Entre el Valle del Tormes y el Valle del Alberche nos encontramos con el puerto del pico, un punto estratégico para Ávila que durante siglos ha posibilitado el paso entre las montañas de gredos permitiendo la comunicación con el Valle del Tiétar al sur de Ávila, y a su vez con las tierras de Toledo y Cáceres.

calzada romana en Ávila

La calzada romana de gredos es un claro ejemplo de esta comunicación, construida entre los siglos I y II a.C. y el siglo V d.C. ha sido utilizada durante miles de años para actividades militares, ganaderas y comerciales.

Aunque probablemente la ruta haya sido usada desde tiempos prehistóricos como vía pecuaria para la trashumancia, fue en la época de la romanización cuando el camino pasó a ser pavimentado para facilitar el tránsito de tropas y mercancías entre las dos mesetas.

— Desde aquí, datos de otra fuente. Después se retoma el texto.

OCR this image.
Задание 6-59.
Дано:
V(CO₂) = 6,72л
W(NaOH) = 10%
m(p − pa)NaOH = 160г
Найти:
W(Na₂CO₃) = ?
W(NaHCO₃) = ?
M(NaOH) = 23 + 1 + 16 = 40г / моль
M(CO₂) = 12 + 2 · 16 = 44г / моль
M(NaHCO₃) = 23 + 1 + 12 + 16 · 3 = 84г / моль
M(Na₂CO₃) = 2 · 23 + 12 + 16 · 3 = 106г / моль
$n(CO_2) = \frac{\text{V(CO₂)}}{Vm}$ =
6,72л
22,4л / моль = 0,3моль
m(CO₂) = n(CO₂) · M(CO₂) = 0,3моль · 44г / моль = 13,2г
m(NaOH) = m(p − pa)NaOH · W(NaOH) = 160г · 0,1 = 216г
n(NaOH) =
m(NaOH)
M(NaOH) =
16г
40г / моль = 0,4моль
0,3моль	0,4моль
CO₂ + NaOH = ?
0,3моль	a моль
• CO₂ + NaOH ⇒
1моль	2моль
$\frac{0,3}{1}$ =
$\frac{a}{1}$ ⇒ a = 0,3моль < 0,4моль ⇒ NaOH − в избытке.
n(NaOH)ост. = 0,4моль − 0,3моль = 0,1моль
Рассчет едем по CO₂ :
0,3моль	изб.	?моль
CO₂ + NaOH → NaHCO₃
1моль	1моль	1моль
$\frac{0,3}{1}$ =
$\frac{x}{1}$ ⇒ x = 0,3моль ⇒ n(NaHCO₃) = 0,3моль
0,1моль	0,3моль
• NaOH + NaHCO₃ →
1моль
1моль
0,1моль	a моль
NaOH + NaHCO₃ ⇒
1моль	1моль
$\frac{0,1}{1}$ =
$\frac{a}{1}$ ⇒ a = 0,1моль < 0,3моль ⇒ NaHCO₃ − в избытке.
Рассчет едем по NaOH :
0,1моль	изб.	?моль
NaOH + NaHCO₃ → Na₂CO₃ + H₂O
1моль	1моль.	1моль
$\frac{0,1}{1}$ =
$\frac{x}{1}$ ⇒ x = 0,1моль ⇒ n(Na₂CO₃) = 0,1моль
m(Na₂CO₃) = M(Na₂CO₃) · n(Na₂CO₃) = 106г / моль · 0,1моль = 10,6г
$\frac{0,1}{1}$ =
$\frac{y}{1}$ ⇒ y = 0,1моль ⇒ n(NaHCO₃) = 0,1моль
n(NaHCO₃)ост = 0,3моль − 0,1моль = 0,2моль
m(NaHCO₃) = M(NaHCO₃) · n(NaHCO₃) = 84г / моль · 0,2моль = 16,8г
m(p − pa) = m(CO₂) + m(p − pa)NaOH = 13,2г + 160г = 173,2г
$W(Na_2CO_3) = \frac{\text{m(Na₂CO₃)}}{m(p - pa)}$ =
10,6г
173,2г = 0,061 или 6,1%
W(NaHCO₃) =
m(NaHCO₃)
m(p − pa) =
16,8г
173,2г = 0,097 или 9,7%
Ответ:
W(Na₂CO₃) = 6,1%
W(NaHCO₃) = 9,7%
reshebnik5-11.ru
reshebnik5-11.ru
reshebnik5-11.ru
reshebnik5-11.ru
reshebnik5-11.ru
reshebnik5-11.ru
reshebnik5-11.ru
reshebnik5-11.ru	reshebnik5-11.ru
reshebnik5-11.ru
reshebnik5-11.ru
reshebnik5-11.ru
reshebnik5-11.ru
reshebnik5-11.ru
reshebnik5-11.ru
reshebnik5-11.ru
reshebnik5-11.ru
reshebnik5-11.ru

Más tarde durante el siglo XV, abulenses con carros cargados de madera, utilizaban esta ruta para dirigirse a las salinas de Sevilla y volver distribuyendo sal por las comarcas situadas al sur de la provincia de Ávila. Gracias a ello los beneficiarios de este comercio se preocuparon de mantener la calzada en buen estado, contribuyendo así a la preservación de la antigua pavimentación romana.

Actualmente la calzada sigue siendo transitada periódicamente. Cuando las heladas y las nieves del invierno aparecen, los ganaderos de Ávila atraviesan gredos con sus reses en busca de regiones más templadas como lo vienen haciendo desde tiempos inmemoriales. También los turistas amantes de las rutas en gredos, especialmente en épocas veraniegas, acostumbran a recorrer el empedrado romano, siendo la calzada un mirador excepcional del profundo valle y un destacado vestigio del pasado abulense.